Accounts terminated prior to December 31, 2011 are not included. In addition, accounts that have not been verified as of January 30, 2012 have not been included. If such terminated and other accounts had been included, the performance information may have differed substantially from that shown. The performance information does not include funds or accounts that are not measured against a benchmark, any benchmark-based alternatives product, private equity products, CDOs, or liquidation accounts managed by BlackRock's FMA group.

Comparisons are based on gross-of-fee performance for U.S. retail, institutional and high net worth separate accounts and EMEA institutional separate accounts and net-of-fee performance for EMEA based retail products. The performance tracking information for institutional index accounts is based on gross-of-fee performance as of December 31, 2011, and includes all institutional accounts and all iShares funds globally using an index strategy. AUM information is based on AUM for each account or fund in the asset class shown without adjustment for overlapping management of the same account or fund as of December 31, 2011. The information reported may differ slightly from that reported previously due to the increased number of accounts that have been verified since the last performance disclosure. BlackRock does not consider these differences to be material.

The source of performance information and peer medians is BlackRock and is based in part on data from Lipper Inc. for U.S. funds and Morningstar, Inc. for non-U.S. funds. Fund performance reflects the reinvestment of dividends and distributions, but does not reflect sales charges. S&P 500® Index is a widely recognized, unmanaged index of common stock prices of industrial, utility, transportation and financial companies in U.S. markets.
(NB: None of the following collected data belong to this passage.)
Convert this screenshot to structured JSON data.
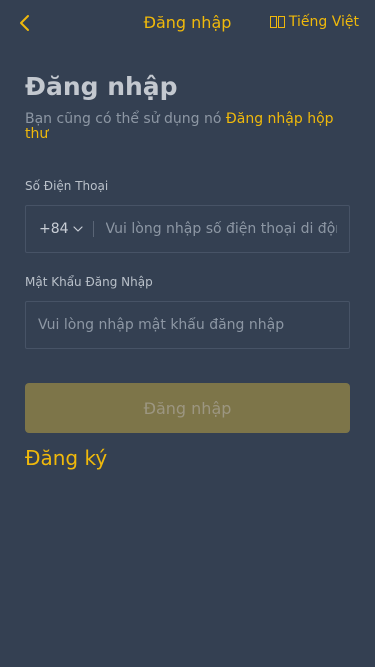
{
  "header": {
    "title": "Đăng nhập",
    "language": "Tiếng Việt",
    "back_icon": "chevron-left-icon",
    "accent_color": "#f0b90b"
  },
  "main": {
    "heading": "Đăng nhập",
    "subtitle_text": "Bạn cũng có thể sử dụng nó ",
    "subtitle_link": "Đăng nhập hộp thư"
  },
  "phone": {
    "label": "Số Điện Thoại",
    "country_code": "+84",
    "placeholder": "Vui lòng nhập số điện thoại di động"
  },
  "password": {
    "label": "Mật Khẩu Đăng Nhập",
    "placeholder": "Vui lòng nhập mật khẩu đăng nhập"
  },
  "actions": {
    "submit_label": "Đăng nhập",
    "register_label": "Đăng ký"
  },
  "colors": {
    "background": "#344052",
    "button_disabled": "#7d7549"
  }
}
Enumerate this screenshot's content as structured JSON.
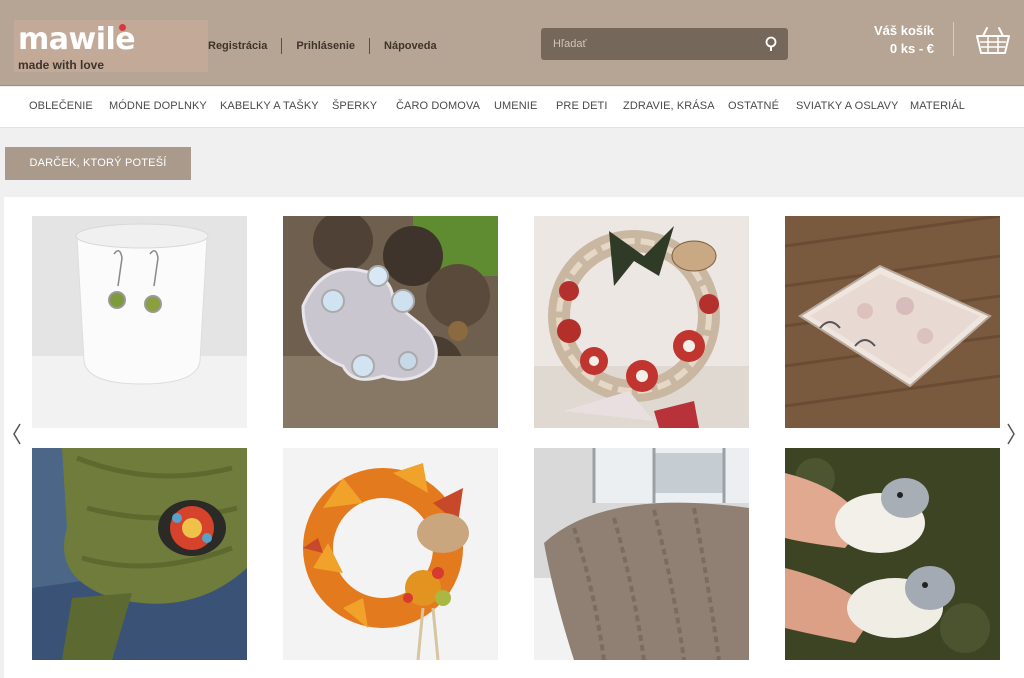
{
  "header": {
    "logo": {
      "brand": "mawile",
      "tagline": "made with love"
    },
    "links": [
      {
        "label": "Registrácia"
      },
      {
        "label": "Prihlásenie"
      },
      {
        "label": "Nápoveda"
      }
    ],
    "search": {
      "placeholder": "Hľadať",
      "icon": "search-icon"
    },
    "cart": {
      "title": "Váš košík",
      "summary": "0 ks - €",
      "icon": "basket-icon"
    }
  },
  "nav": {
    "items": [
      {
        "label": "OBLEČENIE"
      },
      {
        "label": "MÓDNE DOPLNKY"
      },
      {
        "label": "KABELKY A TAŠKY"
      },
      {
        "label": "ŠPERKY"
      },
      {
        "label": "ČARO DOMOVA"
      },
      {
        "label": "UMENIE"
      },
      {
        "label": "PRE DETI"
      },
      {
        "label": "ZDRAVIE, KRÁSA"
      },
      {
        "label": "OSTATNÉ"
      },
      {
        "label": "SVIATKY A OSLAVY"
      },
      {
        "label": "MATERIÁL"
      }
    ]
  },
  "gift": {
    "label": "DARČEK, KTORÝ POTEŠÍ"
  },
  "carousel": {
    "prev_icon": "chevron-left-icon",
    "next_icon": "chevron-right-icon",
    "products": [
      {
        "name": "product-earrings-photo"
      },
      {
        "name": "product-soutache-brooch-photo"
      },
      {
        "name": "product-flower-wreath-photo"
      },
      {
        "name": "product-notebook-photo"
      },
      {
        "name": "product-scarf-brooch-photo"
      },
      {
        "name": "product-autumn-wreath-photo"
      },
      {
        "name": "product-knit-blanket-photo"
      },
      {
        "name": "product-sheep-slippers-photo"
      }
    ]
  },
  "colors": {
    "header_bg": "#b6a595",
    "search_bg": "#76675b",
    "button_bg": "#a99a8c",
    "logo_dot": "#d9393a"
  }
}
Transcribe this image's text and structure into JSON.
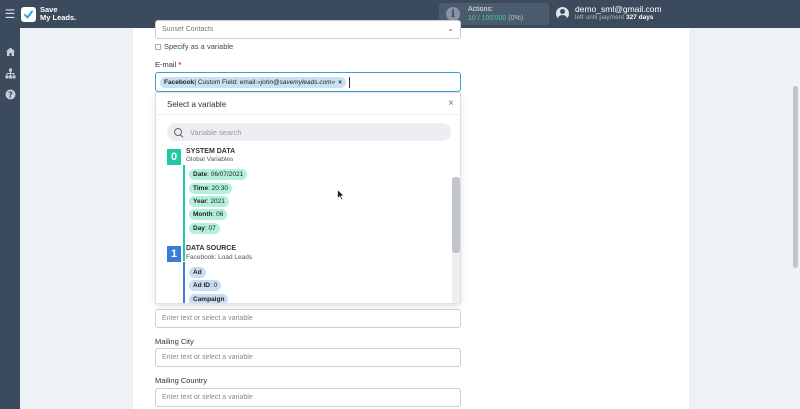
{
  "brand": {
    "line1": "Save",
    "line2": "My Leads."
  },
  "actions": {
    "label": "Actions:",
    "count": "10 / 100'000",
    "pct": "(0%)"
  },
  "account": {
    "email": "demo_sml@gmail.com",
    "sub_prefix": "left until payment",
    "days": "327 days"
  },
  "form": {
    "top_select_value": "Sunset Contacts",
    "specify_label": "Specify as a variable",
    "email_label": "E-mail",
    "required_mark": "*",
    "email_tag": {
      "source": "Facebook",
      "sep": " | Custom Field: email: ",
      "value": "«john@savemyleads.com»",
      "remove": "×"
    },
    "placeholder": "Enter text or select a variable",
    "mailing_city_label": "Mailing City",
    "mailing_country_label": "Mailing Country"
  },
  "dropdown": {
    "title": "Select a variable",
    "close": "×",
    "search_placeholder": "Variable search",
    "groups": [
      {
        "num": "0",
        "title": "SYSTEM DATA",
        "sub": "Global Variables",
        "items": [
          {
            "key": "Date",
            "value": ": 06/07/2021"
          },
          {
            "key": "Time",
            "value": ": 20:30"
          },
          {
            "key": "Year",
            "value": ": 2021"
          },
          {
            "key": "Month",
            "value": ": 06"
          },
          {
            "key": "Day",
            "value": ": 07"
          }
        ]
      },
      {
        "num": "1",
        "title": "DATA SOURCE",
        "sub": "Facebook: Load Leads",
        "items": [
          {
            "key": "Ad",
            "value": ""
          },
          {
            "key": "Ad ID",
            "value": ": 0"
          },
          {
            "key": "Campaign",
            "value": ""
          }
        ]
      }
    ]
  },
  "colors": {
    "topbar": "#3b4a5c",
    "accent_green": "#1fc9a4",
    "accent_blue": "#3a7bd5",
    "focus": "#3aa0d8"
  },
  "icons": {
    "menu": "menu-icon",
    "home": "home-icon",
    "sitemap": "sitemap-icon",
    "help": "help-icon",
    "info": "info-icon",
    "user": "user-icon",
    "search": "search-icon",
    "close": "close-icon",
    "chevron": "chevron-down-icon"
  }
}
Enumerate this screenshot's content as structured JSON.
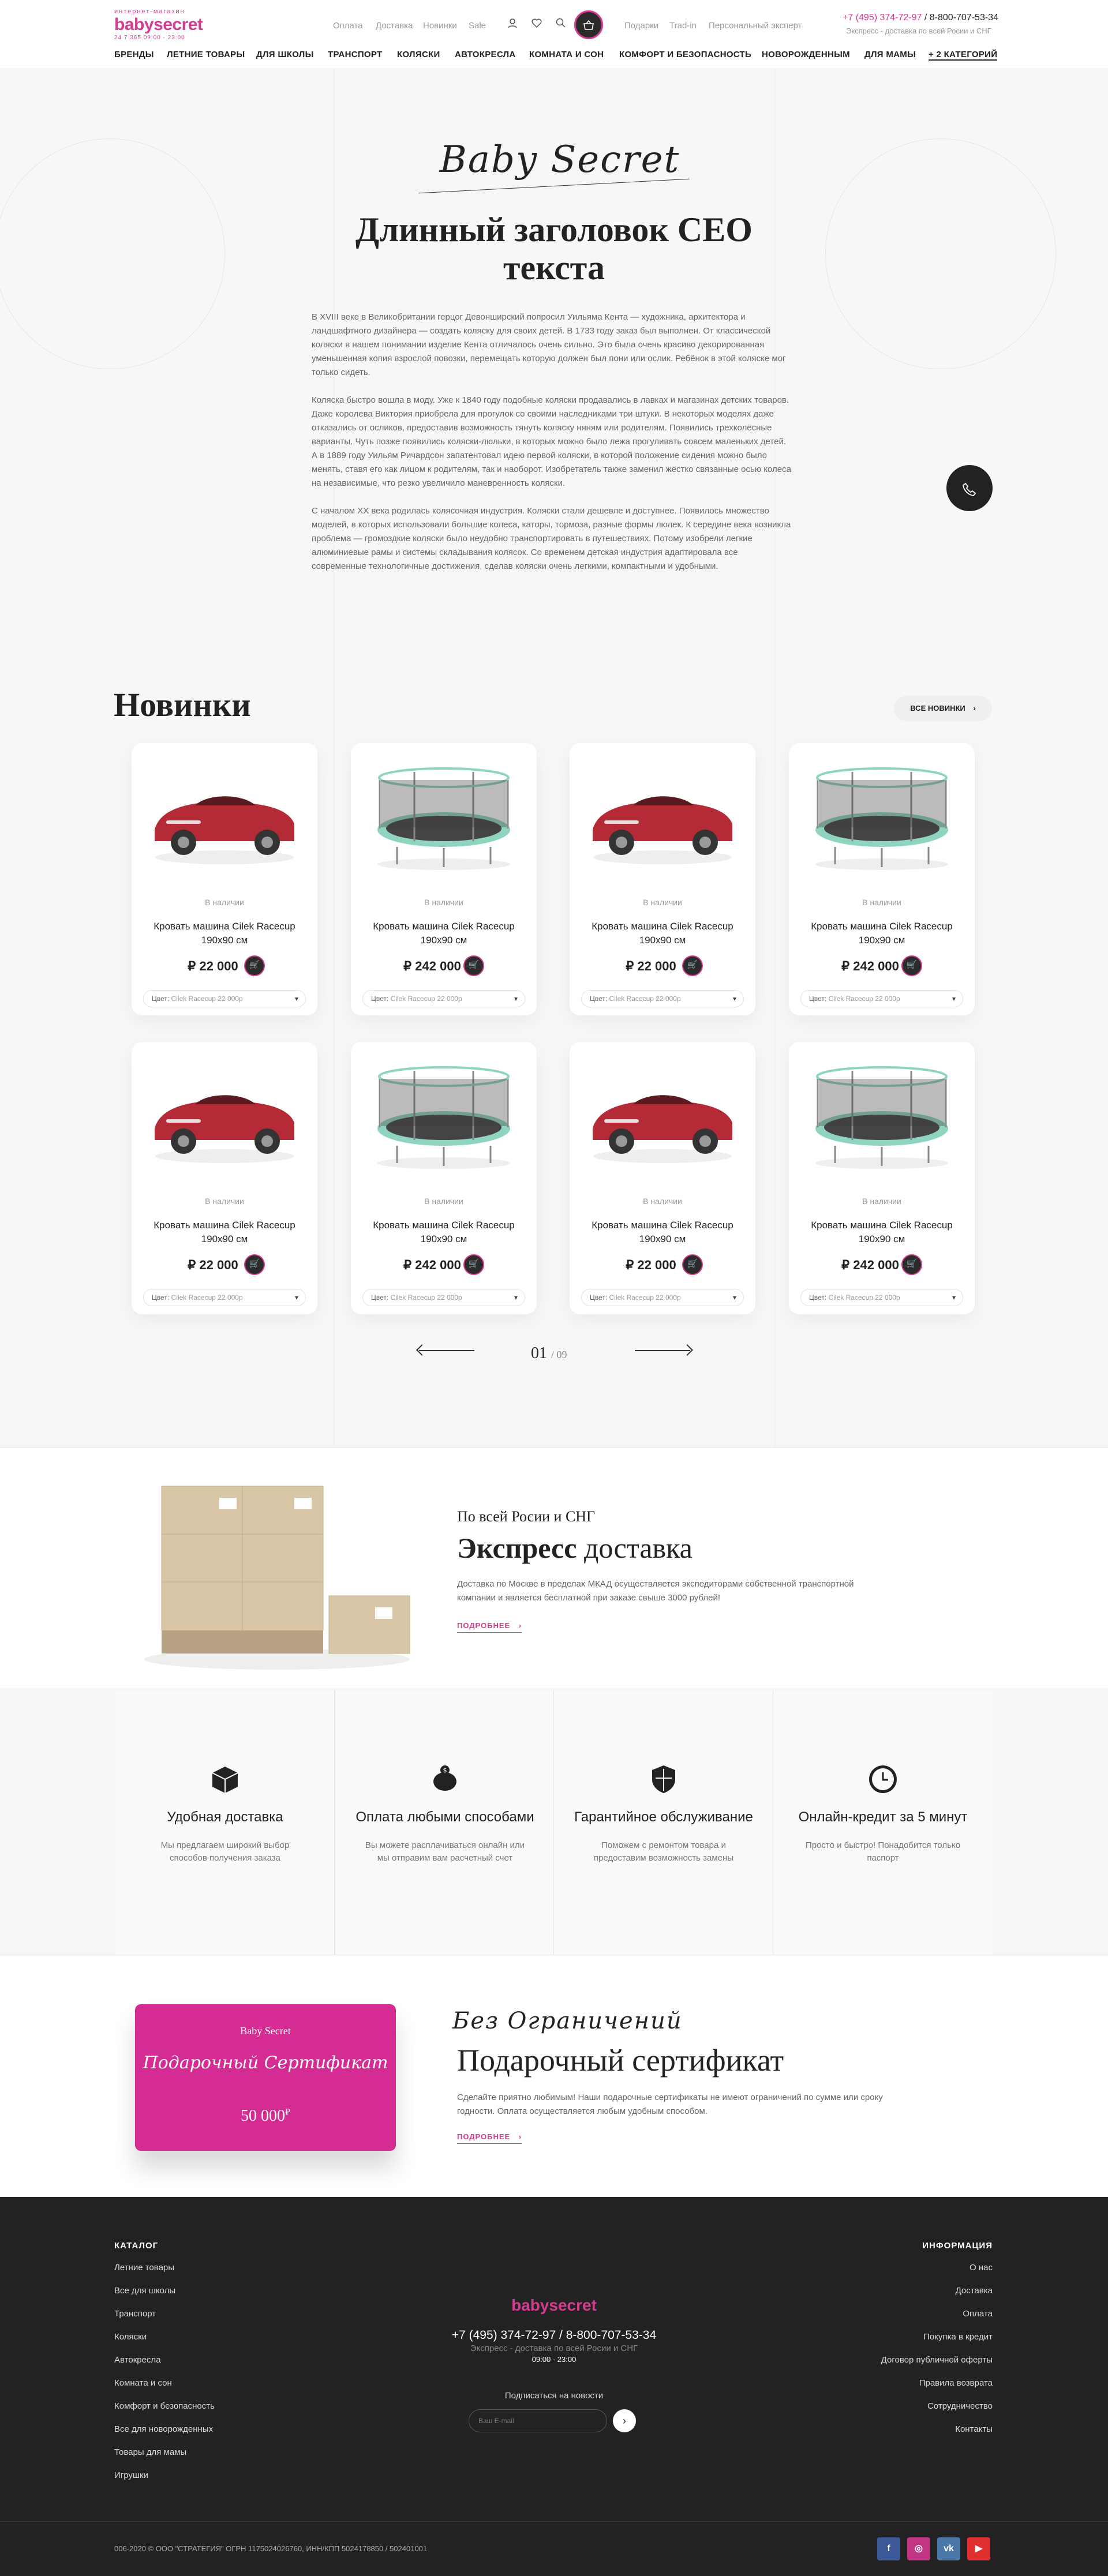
{
  "header": {
    "logo_small": "интернет-магазин",
    "logo_main": "babysecret",
    "logo_sub": "24 7 365  09:00 - 23:00",
    "top_links": [
      "Оплата",
      "Доставка",
      "Новинки",
      "Sale"
    ],
    "top_links2": [
      "Подарки",
      "Trad-in",
      "Персональный эксперт"
    ],
    "phone1": "+7 (495) 374-72-97",
    "phone_sep": " / ",
    "phone2": "8-800-707-53-34",
    "express": "Экспресс - доставка по всей Росии и СНГ",
    "nav": [
      "БРЕНДЫ",
      "ЛЕТНИЕ ТОВАРЫ",
      "ДЛЯ ШКОЛЫ",
      "ТРАНСПОРТ",
      "КОЛЯСКИ",
      "АВТОКРЕСЛА",
      "КОМНАТА И СОН",
      "КОМФОРТ И БЕЗОПАСНОСТЬ",
      "НОВОРОЖДЕННЫМ",
      "ДЛЯ МАМЫ",
      "+ 2 КАТЕГОРИЙ"
    ]
  },
  "seo": {
    "signature": "Baby Secret",
    "title": "Длинный заголовок СЕО текста",
    "paragraphs": [
      "В XVIII веке в Великобритании герцог Девонширский попросил Уильяма Кента — художника, архитектора и ландшафтного дизайнера — создать коляску для своих детей. В 1733 году заказ был выполнен. От классической коляски в нашем понимании изделие Кента отличалось очень сильно. Это была очень красиво декорированная уменьшенная копия взрослой повозки, перемещать которую должен был пони или ослик. Ребёнок в этой коляске мог только сидеть.",
      "Коляска быстро вошла в моду. Уже к 1840 году подобные коляски продавались в лавках и магазинах детских товаров. Даже королева Виктория приобрела для прогулок со своими наследниками три штуки. В некоторых моделях даже отказались от осликов, предоставив возможность тянуть коляску няням или родителям. Появились трехколёсные варианты. Чуть позже появились коляски-люльки, в которых можно было лежа прогуливать совсем маленьких детей. А в 1889 году Уильям Ричардсон запатентовал идею первой коляски, в которой положение сидения можно было менять, ставя его как лицом к родителям, так и наоборот. Изобретатель также заменил жестко связанные осью колеса на независимые, что резко увеличило маневренность коляски.",
      "С началом XX века родилась колясочная индустрия. Коляски стали дешевле и доступнее. Появилось множество моделей, в которых использовали большие колеса, каторы, тормоза, разные формы люлек. К середине века возникла проблема — громоздкие коляски было неудобно транспортировать в путешествиях. Потому изобрели легкие алюминиевые рамы и системы складывания колясок. Со временем детская индустрия адаптировала все современные технологичные достижения, сделав коляски очень легкими, компактными и удобными."
    ]
  },
  "new_section": {
    "title": "Новинки",
    "all_button": "ВСЕ НОВИНКИ",
    "pagination_current": "01",
    "pagination_total": "/ 09"
  },
  "products": [
    {
      "stock": "В наличии",
      "name": "Кровать машина Cilek Racecup 190х90 см",
      "price": "₽ 22 000",
      "color_label": "Цвет:",
      "color_value": "Cilek Racecup 22 000р",
      "kind": "car"
    },
    {
      "stock": "В наличии",
      "name": "Кровать машина Cilek Racecup 190х90 см",
      "price": "₽ 242 000",
      "color_label": "Цвет:",
      "color_value": "Cilek Racecup 22 000р",
      "kind": "trampoline"
    },
    {
      "stock": "В наличии",
      "name": "Кровать машина Cilek Racecup 190х90 см",
      "price": "₽ 22 000",
      "color_label": "Цвет:",
      "color_value": "Cilek Racecup 22 000р",
      "kind": "car"
    },
    {
      "stock": "В наличии",
      "name": "Кровать машина Cilek Racecup 190х90 см",
      "price": "₽ 242 000",
      "color_label": "Цвет:",
      "color_value": "Cilek Racecup 22 000р",
      "kind": "trampoline"
    },
    {
      "stock": "В наличии",
      "name": "Кровать машина Cilek Racecup 190х90 см",
      "price": "₽ 22 000",
      "color_label": "Цвет:",
      "color_value": "Cilek Racecup 22 000р",
      "kind": "car"
    },
    {
      "stock": "В наличии",
      "name": "Кровать машина Cilek Racecup 190х90 см",
      "price": "₽ 242 000",
      "color_label": "Цвет:",
      "color_value": "Cilek Racecup 22 000р",
      "kind": "trampoline"
    },
    {
      "stock": "В наличии",
      "name": "Кровать машина Cilek Racecup 190х90 см",
      "price": "₽ 22 000",
      "color_label": "Цвет:",
      "color_value": "Cilek Racecup 22 000р",
      "kind": "car"
    },
    {
      "stock": "В наличии",
      "name": "Кровать машина Cilek Racecup 190х90 см",
      "price": "₽ 242 000",
      "color_label": "Цвет:",
      "color_value": "Cilek Racecup 22 000р",
      "kind": "trampoline"
    }
  ],
  "delivery": {
    "subtitle": "По всей Росии и СНГ",
    "title_bold": "Экспресс",
    "title_rest": " доставка",
    "text": "Доставка по Москве в пределах МКАД осуществляется экспедиторами собственной транспортной компании и является бесплатной при заказе свыше 3000 рублей!",
    "more": "ПОДРОБНЕЕ"
  },
  "features": [
    {
      "title": "Удобная доставка",
      "text": "Мы предлагаем широкий выбор способов получения заказа",
      "icon": "box-icon"
    },
    {
      "title": "Оплата любыми способами",
      "text": "Вы можете расплачиваться онлайн или мы отправим вам расчетный счет",
      "icon": "piggy-bank-icon"
    },
    {
      "title": "Гарантийное обслуживание",
      "text": "Поможем с ремонтом товара и предоставим возможность замены",
      "icon": "shield-icon"
    },
    {
      "title": "Онлайн-кредит за 5 минут",
      "text": "Просто и быстро! Понадобится только паспорт",
      "icon": "clock-icon"
    }
  ],
  "certificate": {
    "card_brand": "Baby Secret",
    "card_script": "Подарочный Сертификат",
    "card_amount": "50 000",
    "card_currency": "₽",
    "script_title": "Без Ограничений",
    "title": "Подарочный сертификат",
    "text": "Сделайте приятно любимым! Наши подарочные сертификаты не имеют ограничений по сумме или сроку годности. Оплата осуществляется любым удобным способом.",
    "more": "ПОДРОБНЕЕ"
  },
  "footer": {
    "catalog_title": "КАТАЛОГ",
    "catalog": [
      "Летние товары",
      "Все для школы",
      "Транспорт",
      "Коляски",
      "Автокресла",
      "Комната и сон",
      "Комфорт и безопасность",
      "Все для новорожденных",
      "Товары для мамы",
      "Игрушки"
    ],
    "info_title": "ИНФОРМАЦИЯ",
    "info": [
      "О нас",
      "Доставка",
      "Оплата",
      "Покупка в кредит",
      "Договор публичной оферты",
      "Правила возврата",
      "Сотрудничество",
      "Контакты"
    ],
    "logo": "babysecret",
    "phone": "+7 (495) 374-72-97 / 8-800-707-53-34",
    "express": "Экспресс - доставка по всей Росии и СНГ",
    "hours": "09:00 - 23:00",
    "subscribe": "Подписаться на новости",
    "email_placeholder": "Ваш E-mail",
    "copyright": "006-2020 © ООО \"СТРАТЕГИЯ\" ОГРН 1175024026760, ИНН/КПП 5024178850 / 502401001",
    "social": [
      {
        "name": "facebook-icon",
        "glyph": "f",
        "color": "#3b5998"
      },
      {
        "name": "instagram-icon",
        "glyph": "◎",
        "color": "#c13584"
      },
      {
        "name": "vk-icon",
        "glyph": "vk",
        "color": "#4a76a8"
      },
      {
        "name": "youtube-icon",
        "glyph": "▶",
        "color": "#e02f2f"
      }
    ]
  },
  "colors": {
    "accent": "#d23d8f",
    "dark": "#222222"
  }
}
Barclays Capital U.S. Aggregate Index is an unmanaged index considered representative of the U.S. investment-grade, fixed rate bond market.

Net New Business and Net Inflows

Unless stated otherwise, 2011 net new business and net inflows figures are before giving effect to a total of $28.3 billion in BGI merger-related outflows. These outflows reflect manager concentration considerations prior to third quarter 2011 and outflows from scientific active equity performance prior to second quarter 2011. BGI merger-related outflows totaled $121.0 billion in 2010 and $2.9 billion in 2009. Total merger-related outflows since the December 2009 BGI transaction represent less than 9% of acquired assets under management.

Market Share of U.S. Long-Term Mutual Fund Flows

Source: SimFund, as of December 31, 2011; Data is for U.S. long-term open-end mutual funds and excludes ETFs and funds of funds.

BlackRock Data Points

Debt ratings, AUM, ETPs offered, number of countries and employee data as of December 31, 2011. All other data reflect full-year 2011 results unless otherwise noted. BLK Total Return Performance vs. Peers - Source: SNL. Reflects full year 2011 results and assumes reinvestment of all dividends. Market-cap weighted peer average includes: BEN, IVZ, TROW, LM, AMG, FII, EV, WDR, JNS, CL MS, CN S, GBL and PZN.